Traceback (most recent call last):
  File "/usr/local/miniconda/lib/python3.8/site-packages/signal_slot/signal_slot.py", line 355, in _process_signal
    slot_callable(*args)
  File "/Users/runner/work/sample-factory/sample-factory/sample_factory/algo/learning/learner_worker.py", line 139, in init
    init_model_data = self.learner.init()
  File "/Users/runner/work/sample-factory/sample-factory/sample_factory/algo/learning/learner.py", line 214, in init
    self.actor_critic = create_actor_critic(self.cfg, self.env_info.obs_space, self.env_info.action_space)

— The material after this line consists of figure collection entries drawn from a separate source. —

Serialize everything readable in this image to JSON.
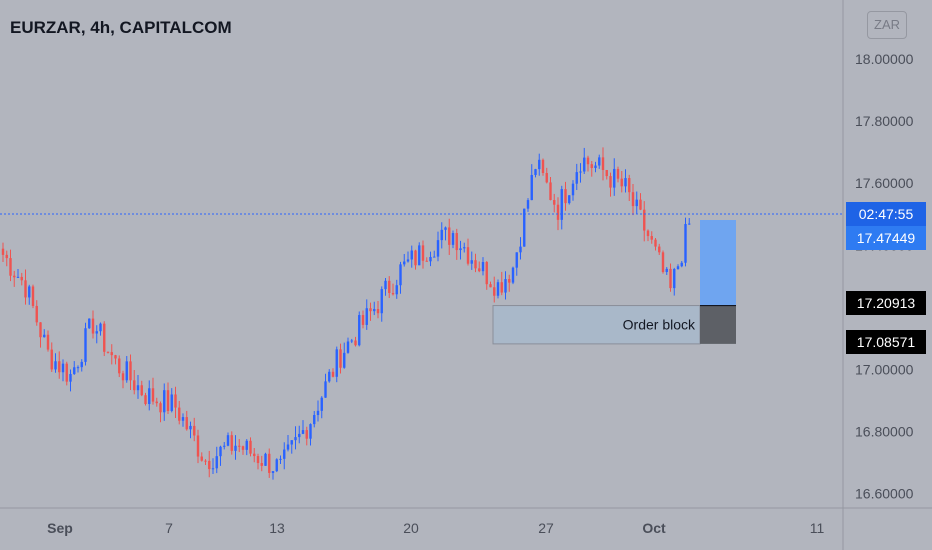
{
  "header": {
    "title": "EURZAR, 4h, CAPITALCOM",
    "currency": "ZAR"
  },
  "colors": {
    "background": "#b2b5be",
    "up": "#2962ff",
    "down": "#ef5350",
    "countdown_bg": "#1e63e6",
    "price_bg": "#2e7bf2",
    "black_tag": "#000000"
  },
  "price_tags": {
    "countdown": "02:47:55",
    "current_price": "17.47449",
    "level_high": "17.20913",
    "level_low": "17.08571"
  },
  "annotation": {
    "order_block_label": "Order block"
  },
  "chart_data": {
    "type": "candlestick",
    "title": "EURZAR, 4h, CAPITALCOM",
    "ylim": [
      16.55,
      18.1
    ],
    "y_ticks": [
      "18.00000",
      "17.80000",
      "17.60000",
      "17.40000",
      "17.20000",
      "17.00000",
      "16.80000",
      "16.60000"
    ],
    "x_ticks": [
      "Sep",
      "7",
      "13",
      "20",
      "27",
      "Oct",
      "11"
    ],
    "x_ticks_bold": [
      "Sep",
      "Oct"
    ],
    "last_close": 17.47449,
    "order_block": {
      "low": 17.08571,
      "high": 17.20913
    },
    "anchors": [
      {
        "i": 0,
        "c": 17.37
      },
      {
        "i": 6,
        "c": 17.27
      },
      {
        "i": 12,
        "c": 17.05
      },
      {
        "i": 18,
        "c": 16.98
      },
      {
        "i": 24,
        "c": 17.15
      },
      {
        "i": 30,
        "c": 17.02
      },
      {
        "i": 38,
        "c": 16.92
      },
      {
        "i": 46,
        "c": 16.88
      },
      {
        "i": 54,
        "c": 16.71
      },
      {
        "i": 62,
        "c": 16.76
      },
      {
        "i": 68,
        "c": 16.72
      },
      {
        "i": 74,
        "c": 16.68
      },
      {
        "i": 82,
        "c": 16.84
      },
      {
        "i": 90,
        "c": 17.05
      },
      {
        "i": 98,
        "c": 17.18
      },
      {
        "i": 106,
        "c": 17.32
      },
      {
        "i": 114,
        "c": 17.4
      },
      {
        "i": 120,
        "c": 17.44
      },
      {
        "i": 128,
        "c": 17.32
      },
      {
        "i": 132,
        "c": 17.27
      },
      {
        "i": 136,
        "c": 17.33
      },
      {
        "i": 142,
        "c": 17.66
      },
      {
        "i": 148,
        "c": 17.52
      },
      {
        "i": 154,
        "c": 17.68
      },
      {
        "i": 160,
        "c": 17.64
      },
      {
        "i": 166,
        "c": 17.58
      },
      {
        "i": 172,
        "c": 17.43
      },
      {
        "i": 178,
        "c": 17.25
      },
      {
        "i": 183,
        "c": 17.47
      }
    ]
  }
}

  File "/Users/runner/work/sample-factory/sample-factory/sample_factory/model/actor_critic.py", line 296, in create_actor_critic
    return make_actor_critic_func(cfg, obs_space, action_space)
  File "/Users/runner/work/sample-factory/sample-factory/sample_factory/model/actor_critic.py", line 286, in default_make_actor_critic_func
    return ActorCriticSharedWeights(model_factory, obs_space, action_space, cfg)
  File "/Users/runner/work/sample-factory/sample-factory/sample_factory/model/actor_critic.py", line 141, in __init__
    self.encoder = model_factory.make_model_encoder_func(cfg, obs_space)
  File "/Users/runner/work/sample-factory/sample-factory/sf_examples/train_custom_env_custom_model.py", line 130, in make_custom_encoder
    return CustomEncoder(cfg, obs_space)
  File "/Users/runner/work/sample-factory/sample-factory/sf_examples/train_custom_env_custom_model.py", line 114, in __init__
    self.conv_head_out_size = calc_num_elements(self.conv_head, obs_shape)
  File "/Users/runner/work/sample-factory/sample-factory/sample_factory/algo/utils/torch_utils.py", line 39, in calc_num_elements
    num_elements = module(some_input).numel()
  File "/usr/local/miniconda/lib/python3.8/site-packages/torch/nn/modules/module.py", line 1190, in _call_impl
    return forward_call(*input, **kwargs)
  File "/usr/local/miniconda/lib/python3.8/site-packages/torch/nn/modules/container.py", line 204, in forward
    input = module(input)
  File "/usr/local/miniconda/lib/python3.8/site-packages/torch/nn/modules/module.py", line 1190, in _call_impl
    return forward_call(*input, **kwargs)
  File "/usr/local/miniconda/lib/python3.8/site-packages/torch/nn/modules/conv.py", line 463, in forward
    return self._conv_forward(input, self.weight, self.bias)
  File "/usr/local/miniconda/lib/python3.8/site-packages/torch/nn/modules/conv.py", line 459, in _conv_forward
    return F.conv2d(input, weight, bias, self.stride,
RuntimeError: Expected 3D (unbatched) or 4D (batched) input to conv2d, but got input of size: [1, 27]

I ran test_example_multi more than 100 times on github actions, there shows up an error:

Components take too long to start ... Aborting the experiment.